26 Oct 10 Clinton Fearon – « Mi Deh Yah »
Album
(Makasound)
28/06/2010
Reggae
Ancien bassiste et choriste emblématique des Gladiators aux côtés d’Albert Griffiths de 1969 à 1987, également auteur d’une vingtaine de titres pour le trio, comme le sublime « Rich Man Poor Man » extrait de l’album « Back To Roots », Clinton Fearon est sans conteste l’un des pères de la musique jamaïcaine. En 1987, il rompt avec The Gladiators et s’installe à Seattle, sans abandonner pour autant la musique, qu’il continue avec passion avec son groupe Boogie Brown Band, fondé en 1993. Inépuisable à la veille de son soixantième anniversaire, Clinton revient aujourd’hui avec un neuvième album solo signé sur la branche Makafresh du label Makasound, qui n’a de cesse de célébrer les grands noms du reggae, que ce soit via sa collection Inna De Yard, ou via la sortie de nouveaux opus de légendes du genre, à l’instar de Winston McAnuff, Linval Thompson et Kiddus I.

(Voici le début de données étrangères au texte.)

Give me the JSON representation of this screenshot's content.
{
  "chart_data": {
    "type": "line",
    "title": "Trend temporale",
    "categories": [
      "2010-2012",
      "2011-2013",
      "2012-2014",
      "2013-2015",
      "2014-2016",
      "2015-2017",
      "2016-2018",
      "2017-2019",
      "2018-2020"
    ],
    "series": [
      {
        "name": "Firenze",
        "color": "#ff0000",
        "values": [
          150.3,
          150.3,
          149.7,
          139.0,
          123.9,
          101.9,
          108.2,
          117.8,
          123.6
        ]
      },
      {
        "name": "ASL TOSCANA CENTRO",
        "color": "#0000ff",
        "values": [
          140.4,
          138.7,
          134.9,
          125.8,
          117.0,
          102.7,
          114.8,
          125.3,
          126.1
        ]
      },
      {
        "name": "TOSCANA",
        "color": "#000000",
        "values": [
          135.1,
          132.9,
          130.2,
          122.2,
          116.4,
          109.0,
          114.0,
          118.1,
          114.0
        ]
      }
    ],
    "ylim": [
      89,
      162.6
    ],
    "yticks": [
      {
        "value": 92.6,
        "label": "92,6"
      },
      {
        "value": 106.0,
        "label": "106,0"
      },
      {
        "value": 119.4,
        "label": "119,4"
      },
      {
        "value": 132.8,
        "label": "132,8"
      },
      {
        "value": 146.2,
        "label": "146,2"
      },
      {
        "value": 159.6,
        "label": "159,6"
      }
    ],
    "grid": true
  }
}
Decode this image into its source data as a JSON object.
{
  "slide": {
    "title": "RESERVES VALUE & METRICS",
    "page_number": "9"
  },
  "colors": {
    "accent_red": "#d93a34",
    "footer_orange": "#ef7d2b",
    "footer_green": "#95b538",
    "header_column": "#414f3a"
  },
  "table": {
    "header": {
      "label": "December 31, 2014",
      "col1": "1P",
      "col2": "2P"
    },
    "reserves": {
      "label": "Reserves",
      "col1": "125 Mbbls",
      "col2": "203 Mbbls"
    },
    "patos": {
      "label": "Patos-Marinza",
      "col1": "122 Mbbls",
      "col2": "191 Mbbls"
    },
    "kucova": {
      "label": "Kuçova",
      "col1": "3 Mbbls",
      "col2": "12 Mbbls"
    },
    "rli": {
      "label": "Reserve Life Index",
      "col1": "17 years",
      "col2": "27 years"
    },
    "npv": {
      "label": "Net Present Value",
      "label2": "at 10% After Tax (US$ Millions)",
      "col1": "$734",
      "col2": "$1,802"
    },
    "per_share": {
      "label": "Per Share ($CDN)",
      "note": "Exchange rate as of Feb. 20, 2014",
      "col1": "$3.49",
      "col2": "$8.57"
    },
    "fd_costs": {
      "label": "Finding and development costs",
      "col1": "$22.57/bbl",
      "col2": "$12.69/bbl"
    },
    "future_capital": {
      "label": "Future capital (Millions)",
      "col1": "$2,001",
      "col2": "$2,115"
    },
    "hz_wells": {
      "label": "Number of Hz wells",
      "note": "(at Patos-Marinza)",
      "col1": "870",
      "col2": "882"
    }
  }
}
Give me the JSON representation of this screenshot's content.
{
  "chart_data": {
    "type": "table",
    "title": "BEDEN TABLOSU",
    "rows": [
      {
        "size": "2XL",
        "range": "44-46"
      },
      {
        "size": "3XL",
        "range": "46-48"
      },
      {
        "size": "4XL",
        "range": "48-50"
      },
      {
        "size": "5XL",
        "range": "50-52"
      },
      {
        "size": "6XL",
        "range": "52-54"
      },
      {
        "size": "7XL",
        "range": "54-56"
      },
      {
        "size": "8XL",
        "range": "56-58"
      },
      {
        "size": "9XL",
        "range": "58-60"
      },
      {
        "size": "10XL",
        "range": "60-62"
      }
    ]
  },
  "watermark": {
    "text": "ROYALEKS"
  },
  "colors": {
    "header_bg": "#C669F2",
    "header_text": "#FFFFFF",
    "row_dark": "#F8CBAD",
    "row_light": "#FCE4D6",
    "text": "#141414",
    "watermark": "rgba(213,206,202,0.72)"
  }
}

« Mi Deh Yah » est ainsi l’un des événements phares de l’année 2010 pour la planète reggae, avant tout parce qu’il est la preuve que le rocksteady est toujours en vie, porté par l’un de ses plus éminents représentants. Titre après titre, les vibes roots des années 70 se déploient avec enthousiasme, ravivant bien sûr les heures de gloire des Gladiators, de The Heptones, mais également de Steel Pulse, comme sur l’excellent « Life Is A Journey » sonnant un brin plus eigthies. Sur des versions soignées, précises et harmonieuses, entièrement composées par Clinton Fearon lui-même (qui joue également de plusieurs instruments tout au long de l’album), la magie de la voix du chanteur continue d’opérer, comme sur l’aérien « Rock And A Hard Place », l’engagé « What A World », ou l’ultra roots « Are You Ready ». Au-delà de cette ode à l’âge d’or du one drop, on relèvera dans ce « Mi Deh Yah » la présence de quelques touches plus personnelles, comme la portée délicieusement soulful de « Tell The World », le ska déchaîné de l’instrumental « Focus », ou encore la présence de nappes de violon dissonantes et mystiques sur un « Feeling Blue » résolument moderne. L’album s’achève en beauté sur « Working For The Man », une perle early roots agrémentée d’un solo de sax, jazz à souhait.
Avec « Mi Deh Yah », Clinton Fearon parvient donc près de 40 ans plus tard à ressusciter l’âme de Studio One et Channel One tout en laissant s’exprimer sa grande créativité, aussi bien au niveau du chant que des instrumentaux, qui présentent une qualité, une cohérence et une finesse qu’il est bien rare de trouver dans des albums de reggae aujourd’hui. « Mi Deh Yah » est ainsi une galette gorgée de richesses qui se révèlent écoute après écoute, comme le merveilleux solo de guitare niché entre deux refrains inspirés de « Better Days », ou l’intro bluesy de « Jamaïca ». D’ores et déjà une référence intemporelle du « roots rock reggae », à consommer sans modération pour ne pas prendre froid cet hiver.